Hi! Can you give me some thoughts on this thing I'm working on?
He couldn't love me, or anyone for that matter. Or feel anything. Not since I put his heart in that wood box. Its a very beautiful box, but it doesn't matter. It's not like anyone is going to see it except me.
So this kiss didn't mean anything. The hugs, the holding hands, the listening... It couldn't mean anything, even though I wanted it to. I wanted it so bad. I wanted for him to love me, to hold me, to stay with me because he wanted to. I fell in love with a boy without a heart, the heart that I ripped out of his chest and is now resting inside that beautiful wooden box.
I pulled away with a tear rolling silently down my face.
"Is something wrong, my queen?" He asked, emotionless. Oh, that voice. I truly loved that voice.
"Yes, but im going to take care of it. Stay here. I'll be right back."

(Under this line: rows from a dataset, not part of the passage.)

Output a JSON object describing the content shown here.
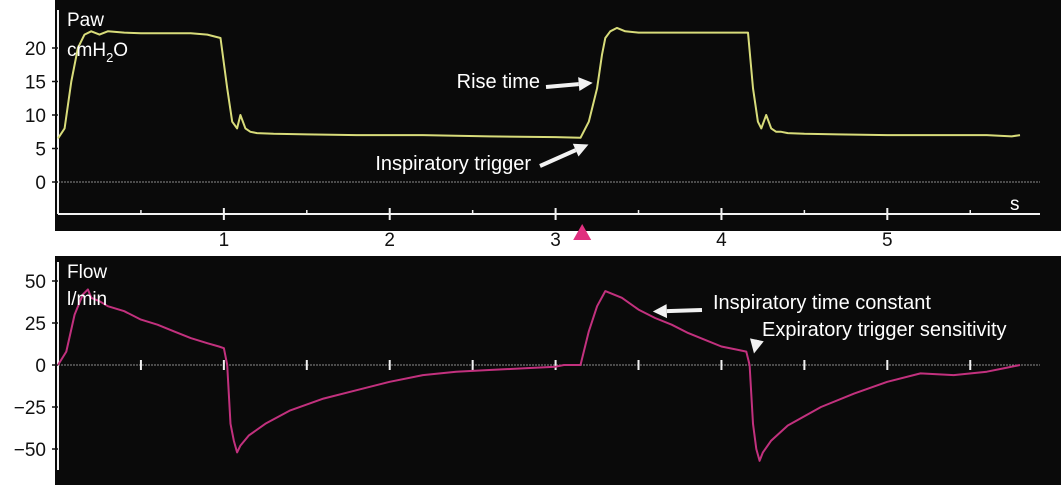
{
  "colors": {
    "panel_bg": "#0a0a0a",
    "axis": "#f2f2f2",
    "zero_line": "#8c8c8c",
    "pressure_trace": "#d8dc7a",
    "flow_trace": "#c2317e",
    "trigger_marker": "#e0307f",
    "annotation_arrow": "#f2f2f2",
    "text": "#ffffff",
    "tick_text": "#111111"
  },
  "chart_data": [
    {
      "type": "line",
      "id": "pressure",
      "label_line1": "Paw",
      "label_unit_main": "cmH",
      "label_unit_sub": "2",
      "label_unit_end": "O",
      "xlabel": "s",
      "xlim": [
        0,
        5.8
      ],
      "ylim": [
        -5,
        25
      ],
      "yticks": [
        0,
        5,
        10,
        15,
        20
      ],
      "xticks": [
        1,
        2,
        3,
        4,
        5
      ],
      "minor_xticks": [
        0.5,
        1.5,
        2.5,
        3.5,
        4.5,
        5.5
      ],
      "series": [
        {
          "x": [
            0,
            0.04,
            0.08,
            0.12,
            0.16,
            0.2,
            0.25,
            0.3,
            0.4,
            0.5,
            0.6,
            0.8,
            0.9,
            0.98,
            1.02,
            1.05,
            1.08,
            1.1,
            1.13,
            1.16,
            1.2,
            1.3,
            1.5,
            1.8,
            2.2,
            2.6,
            3.0,
            3.15,
            3.2,
            3.25,
            3.28,
            3.3,
            3.33,
            3.37,
            3.42,
            3.5,
            3.7,
            3.9,
            4.0,
            4.16,
            4.19,
            4.22,
            4.24,
            4.27,
            4.3,
            4.33,
            4.36,
            4.4,
            4.5,
            4.7,
            5.0,
            5.3,
            5.6,
            5.75,
            5.8
          ],
          "y": [
            6.5,
            8,
            15,
            20,
            22,
            22.5,
            22,
            22.5,
            22.3,
            22.2,
            22.2,
            22.2,
            22,
            21.5,
            14,
            9,
            8,
            10,
            8,
            7.5,
            7.3,
            7.2,
            7.1,
            7.0,
            7.0,
            6.8,
            6.7,
            6.6,
            9,
            14,
            19,
            21.5,
            22.5,
            23,
            22.5,
            22.3,
            22.3,
            22.3,
            22.3,
            22.3,
            14,
            9,
            8,
            10,
            8,
            7.5,
            7.5,
            7.3,
            7.2,
            7.1,
            7.0,
            7.0,
            7.0,
            6.8,
            7.0
          ]
        }
      ],
      "annotations": [
        {
          "text": "Rise time",
          "x": 3.26,
          "y": 14.5
        },
        {
          "text": "Inspiratory trigger",
          "x": 3.15,
          "y": 6.5
        }
      ],
      "trigger_marker": {
        "x": 3.1
      }
    },
    {
      "type": "line",
      "id": "flow",
      "label_line1": "Flow",
      "label_line2": "l/min",
      "xlim": [
        0,
        5.8
      ],
      "ylim": [
        -60,
        60
      ],
      "yticks": [
        -50,
        -25,
        0,
        25,
        50
      ],
      "xticks": [
        0.5,
        1,
        1.5,
        2,
        2.5,
        3,
        3.5,
        4,
        4.5,
        5,
        5.5
      ],
      "series": [
        {
          "x": [
            0,
            0.05,
            0.1,
            0.15,
            0.18,
            0.2,
            0.25,
            0.3,
            0.4,
            0.5,
            0.6,
            0.7,
            0.8,
            0.9,
            0.97,
            1.0,
            1.02,
            1.04,
            1.06,
            1.08,
            1.1,
            1.15,
            1.25,
            1.4,
            1.6,
            1.8,
            2.0,
            2.2,
            2.4,
            2.6,
            2.8,
            3.0,
            3.05,
            3.1,
            3.15,
            3.2,
            3.25,
            3.3,
            3.4,
            3.5,
            3.6,
            3.7,
            3.8,
            3.9,
            4.0,
            4.1,
            4.15,
            4.17,
            4.19,
            4.21,
            4.23,
            4.25,
            4.3,
            4.4,
            4.6,
            4.8,
            5.0,
            5.2,
            5.4,
            5.6,
            5.7,
            5.8
          ],
          "y": [
            0,
            8,
            30,
            42,
            45,
            40,
            38,
            35,
            32,
            27,
            24,
            20,
            16,
            13,
            11,
            10,
            0,
            -35,
            -45,
            -52,
            -48,
            -42,
            -35,
            -27,
            -20,
            -15,
            -10,
            -6,
            -4,
            -3,
            -2,
            -1,
            0,
            0,
            0,
            20,
            35,
            44,
            40,
            33,
            28,
            24,
            19,
            15,
            11,
            9,
            8,
            0,
            -35,
            -50,
            -57,
            -52,
            -45,
            -36,
            -25,
            -17,
            -10,
            -5,
            -6,
            -4,
            -2,
            0
          ]
        }
      ],
      "annotations": [
        {
          "text": "Inspiratory time constant",
          "x": 3.55,
          "y": 33
        },
        {
          "text": "Expiratory trigger sensitivity",
          "x": 4.16,
          "y": 8
        }
      ]
    }
  ]
}
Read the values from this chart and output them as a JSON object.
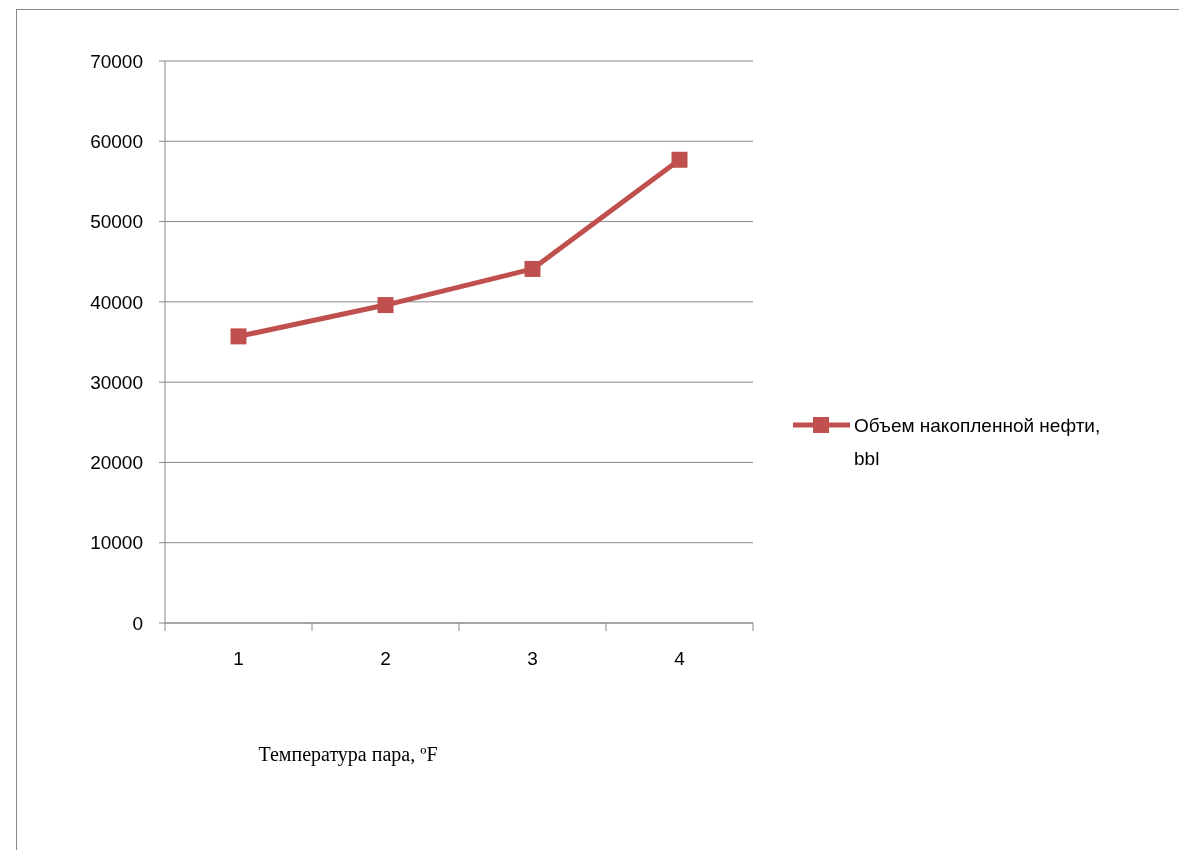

I rushed towards the temple. My feet moving at a pace I didn't even knew they could. My arms got scratched in the branches and my dress became unrecognizable from all the tears in it. I arrived at ghe temple with heavy breathing. Not all the air in the world would be enough for me to breathe and I felt like I was going to pass out. But I needed to get to the box.
The box was still there, still beautiful. However now, all those golden details felt inappropriate, like they were mocking me. Look at us, they were saying.
I opened the box and my heart fell in my chest. His heart wasn't there. Or it was, but not in the way I wanted it to be. The bright red heart I had tucked in the blue velvet of the box, was now grey and dry.
I knew this could happen, in the begining I even hoped for it. A heart can't survive without someone to take care of it. I came here many times to see it, but just to make sure it was still here. It was my most precious possession, the ultimate symbol of my victory. A trophy, just like the palace. I had won. I had the heart of the prince. And every time I saw it all red I became angrier, my own trophy was mocking me. That little heart without a body was perfect, while mine was mended so many times it almost didn't seem like a heart. So I wanted his to be destroyed. I wanted to watch him while his life was taken out of him, little by little. And I was going to enjoy it. And as I watched it closely, it turned into a pile of ash before my eyes. There was nothing I could do. No magic was powerful enough to remake a heart. I just wasn't possible.
This was what you wanted, remember? He lived for you until he died. Said that annoying voice. All those years ago, that voice gave me security, control, power, and even a crown. Now it was only a reminder of all I didn't have. No, it wasn't. And all never forgive myself for not admiting that sonner. I replied.
I didn't know what else to do, so I just cried.